By 27th September 2009No Comments

What makes artists and designers similar is their signature style. Cat uses quite a lot of regular design themes and, when in doubt or suffering from designer’s block, she can often been seen to reach for her trusty box of tricks. It’s always a good idea to keep a sketch book of ideas; an unused design can always be recycled next time around. Not only can this apply to ideas but also techniques.

Align and distribute

One of InDesign’s palettes that Cat uses most often is the ‘Align and Distribute’ palette . Cat was agog to find that some of her fellow graphic designers were either aligning and distributing by eye or, even more time consuming, by hand-measuring the gap between multiple objects. Life’s too short and time is money, etc.

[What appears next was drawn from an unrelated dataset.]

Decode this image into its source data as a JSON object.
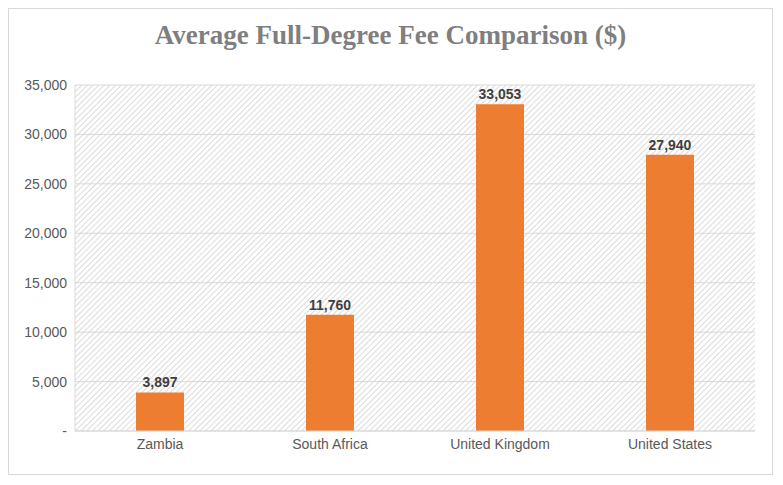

For those of you who don’t know how ‘Align and Distribute’ works, see this handy guide. It’s the same in Illustrator too.

For example, rotated 2 degrees counter clockwise for a jaunty effect

Most often Cat uses align and distribute to centre two items, horizontally and vertically to each other – particularly text on a rectangular background for example. The end result could be achieved by specifying some ‘inset spacing’ in the text frame options dialogue box and colouring the background of the text frame but, if you subsequently change the text to outlines for print (as is occasionally necessary) any text box attributes, including paragraph rules, background colours and bullets all disappear. This is not what is required and is a serious fault in InDesign, IMHO.

Today, having spent some time meticulously selecting pairs of objects and applying first horizontal then vertical align to each pair using the align and distribute palettes, Cat wished for a better way. The interweb was no help but Cat’s well-thumbed copy of InDesign CS by Olav Martin Kvern and David Blatner pointed the way.

Centring objects to each other is a two-step process, there’s no getting around that. However Cat has set up keyboard shortcuts, one for horizontal align (shift+h) and one for vertical align (shift+v). This takes a matter of moments. Go to edit-keyboard shortcuts… and the following dialogue box should appear:

Keyboard shortcuts dialogue box

Choose your action from the menu, in this case select ‘Object Editing’ from the ‘Product Menu’ dropdown lost. Then highlight ‘Horizontal Align Centre’ and, in the ‘New Shortcut’ field, type your proposed keyboard shortcut. If the shortcut has already been assigned you will get a notification (Cat first tried ‘h’ for horizontal align only to be informed that it was assigned to the hand tool). Once you’re happy with your keyboard shortcut, click on assign. Once you have finished assigning keyboards shortcuts, click ‘OK’. That’s it!

Using keyboard shortcuts doesn’t remove the tedium of repetitive tasks but lessens it slightly, leaving you more time for a quick look at things like this.